Close Encounters. By Nicola Dickson. Canberra Museum and Gallery. Until February 13, 2016.
Close Encounters is an exhibition at Canberra Museum and Gallery by artist Nicola Dickson. The artist has written of her work as a representation of cross-cultural encounters during the d'Entrecasteaux expedition to Australia and the Western Pacific in 1792.
Antoine de Bruni d'Entrecasteaux (1737-1793) was commissioned in 1791 by the French authorities to command an expedition to search for the French navigator Comte de La Perouse whose two ships had disappeared after leaving Botany Bay in 1788. Bruni d'Entrecasteaux was to search for La Perouse as well as carry out scientific investigations of the people, and the flora and fauna in the lands where he sailed. Dickson has studied carefully the drawings made by Jean Piron, who among other scientists, naturalists and artists aboard d'Entrecasteaux's two ships, was asked to record all the coastal profiles, the inhabitants, their lives and the products of the earth and sea in the three realms. Labillardiere, a naturalist who was among the party, also contributed detailed sketches of flora and fauna. These records were recorded in two editions of journals with illustrated plates published in the year 1800 (by Labillardiere) and in 1807-08 (by de Rossel) much later than the voyage which incidentally also ended in disaster.
Using both the illustrations of Labillardiere (a talented artist) and Jean Piron, Dickson has reinterpreted their images making reference to the context in which they were drawn – the neoclassical aesthetic that was current in France at the time.
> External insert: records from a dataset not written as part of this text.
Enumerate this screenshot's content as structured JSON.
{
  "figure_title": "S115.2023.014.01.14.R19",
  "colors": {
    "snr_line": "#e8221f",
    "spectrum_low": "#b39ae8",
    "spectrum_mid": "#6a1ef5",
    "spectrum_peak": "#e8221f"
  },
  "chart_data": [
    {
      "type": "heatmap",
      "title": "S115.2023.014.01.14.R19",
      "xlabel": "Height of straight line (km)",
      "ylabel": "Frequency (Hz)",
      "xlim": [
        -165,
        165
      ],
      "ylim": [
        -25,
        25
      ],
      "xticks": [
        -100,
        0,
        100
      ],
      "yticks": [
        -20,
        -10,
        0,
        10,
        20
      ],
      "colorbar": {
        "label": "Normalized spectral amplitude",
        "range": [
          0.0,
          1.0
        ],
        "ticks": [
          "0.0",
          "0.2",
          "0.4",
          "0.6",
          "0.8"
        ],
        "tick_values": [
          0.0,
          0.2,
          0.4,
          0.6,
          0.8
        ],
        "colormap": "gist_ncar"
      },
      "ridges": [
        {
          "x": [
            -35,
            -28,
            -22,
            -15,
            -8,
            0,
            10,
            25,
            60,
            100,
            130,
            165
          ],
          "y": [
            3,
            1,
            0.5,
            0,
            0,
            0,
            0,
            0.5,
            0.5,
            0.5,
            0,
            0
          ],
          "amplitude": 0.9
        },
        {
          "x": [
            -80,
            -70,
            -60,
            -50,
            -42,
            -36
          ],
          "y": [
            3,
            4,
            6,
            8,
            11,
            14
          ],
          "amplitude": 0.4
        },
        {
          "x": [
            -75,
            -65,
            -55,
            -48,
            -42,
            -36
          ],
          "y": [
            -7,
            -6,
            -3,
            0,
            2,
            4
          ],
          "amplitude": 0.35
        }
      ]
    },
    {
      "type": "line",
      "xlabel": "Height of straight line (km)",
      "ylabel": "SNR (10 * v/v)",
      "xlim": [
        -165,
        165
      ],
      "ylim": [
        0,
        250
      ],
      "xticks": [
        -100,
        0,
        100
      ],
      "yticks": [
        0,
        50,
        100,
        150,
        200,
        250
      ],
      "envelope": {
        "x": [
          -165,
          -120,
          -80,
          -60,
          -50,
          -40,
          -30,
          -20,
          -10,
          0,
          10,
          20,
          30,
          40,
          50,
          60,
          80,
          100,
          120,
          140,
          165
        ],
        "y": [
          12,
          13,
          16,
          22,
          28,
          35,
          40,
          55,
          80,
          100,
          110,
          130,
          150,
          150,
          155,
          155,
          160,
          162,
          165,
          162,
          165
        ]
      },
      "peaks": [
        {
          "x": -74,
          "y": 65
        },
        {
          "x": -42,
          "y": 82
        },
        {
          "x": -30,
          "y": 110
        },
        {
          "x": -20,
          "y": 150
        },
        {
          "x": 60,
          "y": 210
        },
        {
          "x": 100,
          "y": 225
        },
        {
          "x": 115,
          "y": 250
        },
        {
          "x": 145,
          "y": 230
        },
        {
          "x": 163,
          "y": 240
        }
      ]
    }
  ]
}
It is a truism of history that we see the world through the prism of our own understanding and the culture in which we live. How could it be otherwise?
Dickson's exhibition has all the theatrical flourish of a stage set – the backdrop is formed by panels of 18th-century-style toile de jouy wallpaper with monkeys and pineapples ensconced in stylised greenery derived from neoclassical motifs. On this backdrop hang five painted panels by the artist that provide the dramatis personae. The painted images are of an Indigenous man and woman from New Caledonia and a woman from Cape van Diemen in New Zealand. The other two panels depict native birds – a hornbill from the island of Waygiou in the West Papua province of Eastern Indonesia and a magpie from New Caledonia. These images are painted in acrylic and oil on canvas and are beautifully and skilfully rendered with the same care and attention to detail as the originals. Arranged around these central images in decorative ornamental cartouches are painted spears, botanical specimens, weapons and religious carvings all taken from drawings made by members of the d'Entrecasteaux expedition.
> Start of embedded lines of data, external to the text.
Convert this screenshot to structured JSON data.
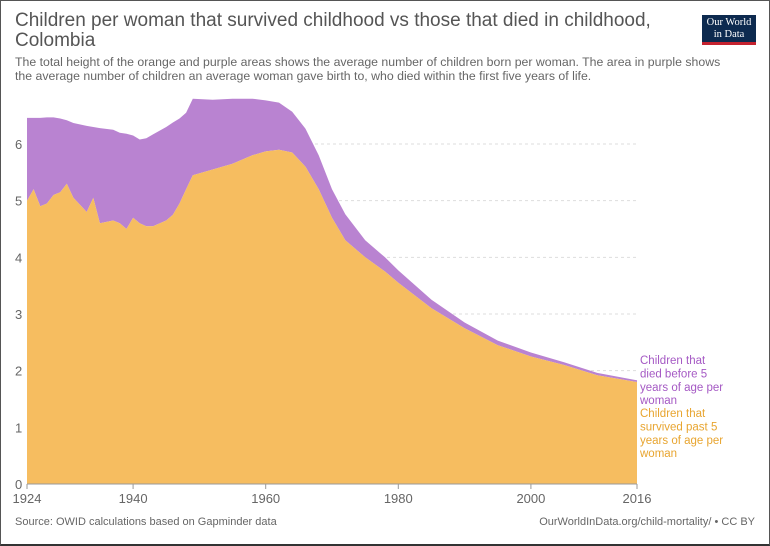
{
  "header": {
    "title": "Children per woman that survived childhood vs those that died in childhood, Colombia",
    "subtitle": "The total height of the orange and purple areas shows the average number of children born per woman. The area in purple shows the average number of children an average woman gave birth to, who died within the first five years of life.",
    "logo_line1": "Our World",
    "logo_line2": "in Data"
  },
  "footer": {
    "source": "Source: OWID calculations based on Gapminder data",
    "credit": "OurWorldInData.org/child-mortality/ • CC BY"
  },
  "colors": {
    "survived": "#f6bd60",
    "died": "#b983d1",
    "died_text": "#a559c4",
    "survived_text": "#e8a530",
    "grid": "#dddddd"
  },
  "chart_data": {
    "type": "area",
    "stacked": true,
    "title": "Children per woman that survived childhood vs those that died in childhood, Colombia",
    "xlabel": "",
    "ylabel": "",
    "xlim": [
      1924,
      2016
    ],
    "ylim": [
      0,
      6
    ],
    "x_ticks": [
      1924,
      1940,
      1960,
      1980,
      2000,
      2016
    ],
    "y_ticks": [
      0,
      1,
      2,
      3,
      4,
      5,
      6
    ],
    "legend_position": "right",
    "series": [
      {
        "name": "Children that survived past 5 years of age per woman",
        "key": "survived",
        "points": [
          [
            1924,
            5.0
          ],
          [
            1925,
            5.2
          ],
          [
            1926,
            4.9
          ],
          [
            1927,
            4.95
          ],
          [
            1928,
            5.1
          ],
          [
            1929,
            5.15
          ],
          [
            1930,
            5.3
          ],
          [
            1931,
            5.05
          ],
          [
            1933,
            4.8
          ],
          [
            1934,
            5.05
          ],
          [
            1935,
            4.6
          ],
          [
            1937,
            4.65
          ],
          [
            1938,
            4.6
          ],
          [
            1939,
            4.5
          ],
          [
            1940,
            4.7
          ],
          [
            1941,
            4.6
          ],
          [
            1942,
            4.55
          ],
          [
            1943,
            4.55
          ],
          [
            1945,
            4.65
          ],
          [
            1946,
            4.75
          ],
          [
            1947,
            4.95
          ],
          [
            1948,
            5.2
          ],
          [
            1949,
            5.45
          ],
          [
            1952,
            5.55
          ],
          [
            1955,
            5.65
          ],
          [
            1958,
            5.8
          ],
          [
            1960,
            5.87
          ],
          [
            1962,
            5.9
          ],
          [
            1964,
            5.85
          ],
          [
            1966,
            5.6
          ],
          [
            1968,
            5.2
          ],
          [
            1970,
            4.7
          ],
          [
            1972,
            4.3
          ],
          [
            1975,
            4.0
          ],
          [
            1978,
            3.75
          ],
          [
            1980,
            3.55
          ],
          [
            1985,
            3.1
          ],
          [
            1990,
            2.75
          ],
          [
            1995,
            2.45
          ],
          [
            2000,
            2.25
          ],
          [
            2005,
            2.1
          ],
          [
            2010,
            1.92
          ],
          [
            2016,
            1.8
          ]
        ]
      },
      {
        "name": "Children that died before 5 years of age per woman",
        "key": "died",
        "points": [
          [
            1924,
            1.46
          ],
          [
            1925,
            1.26
          ],
          [
            1926,
            1.56
          ],
          [
            1927,
            1.52
          ],
          [
            1928,
            1.37
          ],
          [
            1929,
            1.3
          ],
          [
            1930,
            1.12
          ],
          [
            1931,
            1.32
          ],
          [
            1933,
            1.52
          ],
          [
            1934,
            1.25
          ],
          [
            1935,
            1.68
          ],
          [
            1937,
            1.6
          ],
          [
            1938,
            1.6
          ],
          [
            1939,
            1.68
          ],
          [
            1940,
            1.45
          ],
          [
            1941,
            1.48
          ],
          [
            1942,
            1.55
          ],
          [
            1943,
            1.62
          ],
          [
            1945,
            1.65
          ],
          [
            1946,
            1.63
          ],
          [
            1947,
            1.5
          ],
          [
            1948,
            1.35
          ],
          [
            1949,
            1.35
          ],
          [
            1952,
            1.23
          ],
          [
            1955,
            1.15
          ],
          [
            1958,
            1.0
          ],
          [
            1960,
            0.9
          ],
          [
            1962,
            0.83
          ],
          [
            1964,
            0.72
          ],
          [
            1966,
            0.67
          ],
          [
            1968,
            0.6
          ],
          [
            1970,
            0.5
          ],
          [
            1972,
            0.46
          ],
          [
            1975,
            0.3
          ],
          [
            1978,
            0.25
          ],
          [
            1980,
            0.22
          ],
          [
            1985,
            0.15
          ],
          [
            1990,
            0.1
          ],
          [
            1995,
            0.08
          ],
          [
            2000,
            0.07
          ],
          [
            2005,
            0.05
          ],
          [
            2010,
            0.04
          ],
          [
            2016,
            0.03
          ]
        ]
      }
    ],
    "legend": {
      "died_lines": [
        "Children that",
        "died before 5",
        "years of age per",
        "woman"
      ],
      "survived_lines": [
        "Children that",
        "survived past 5",
        "years of age per",
        "woman"
      ]
    }
  }
}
The paintings by Dickson become yet another version of the original drawings – a sort of visual-art Chinese whispers in which the original drawings have been transcribed many times. Certainly they would have been redrawn from the originals on a printing plate by the printer in order for them to be published. It was not unknown for the artist's original drawings to be enhanced or even changed during this transition from the immediacy of the drawn original to the printed and published version. In the act of redrawing and painting the images the artist has also taken part in their metamorphosis. Somewhere in this multilayered process the flesh and blood of the original drawings have disappeared and they have become transformed into a pastiche of the unknown exotic "other" – strange, no doubt, and interesting but devoid of any meaningful context and relevance.
In this exhibition Dickson draws our attention to this transformation from closely observed phenomena of a new land to what becomes the exotic decorative vocabulary of another culture – in this case 18th-century Europe.
The five decorative panels are accompanied by rows of polished coconuts mounted on stands in the manner that Europeans once mounted curios such as carved shells and emu eggs. These stands in turn rest on painted plinths. The coconuts are painted by Dickson with images of natives and plants to symbolise the trade that began between the new world and that of Europe. A trade that brought colonisation in its wake as the riches of these lands became apparent.
The installation is in Gallery 4 on Civic Square. The space, with floor to ceiling plate glass windows, is like a large glass box that suits both the ambience and theme of Dickson's work very well. It evokes the 18th-century era of scientific curiosity where specimens of flora and fauna were examined, drawn, pressed and mounted and kept behind glass either in framed pictures, curiosity cabinets or under glass domes. It also has the whiff of dusty rooms in natural history museums where dark cases and display stands held curiosities from across the world – adrift and out of context. The exhibition can be viewed at all times. However viewing the exhibition at night could be rewarding as daytime reflections on the glass can be distracting.
Dickson is a Canberra artist whose continuing interest in interpretations of our native fauna and flora is positioned against a historical perspective of exploration, collecting and appropriation of cultural exotica by dominant cultures. This exhibition is the result of Dickson's award of the ANU Vice-Chancellor's 2014 Visiting Artist's Fellowship in the ANU College of Asia and the Pacific. She was invited to be part of a project, Collecting in the South Seas, that investigated the collections assembled by the Bruni d'Entrecasteaux expedition and to bring a new interpretation and aesthetic to this historical collection. In this task she has succeeded very well.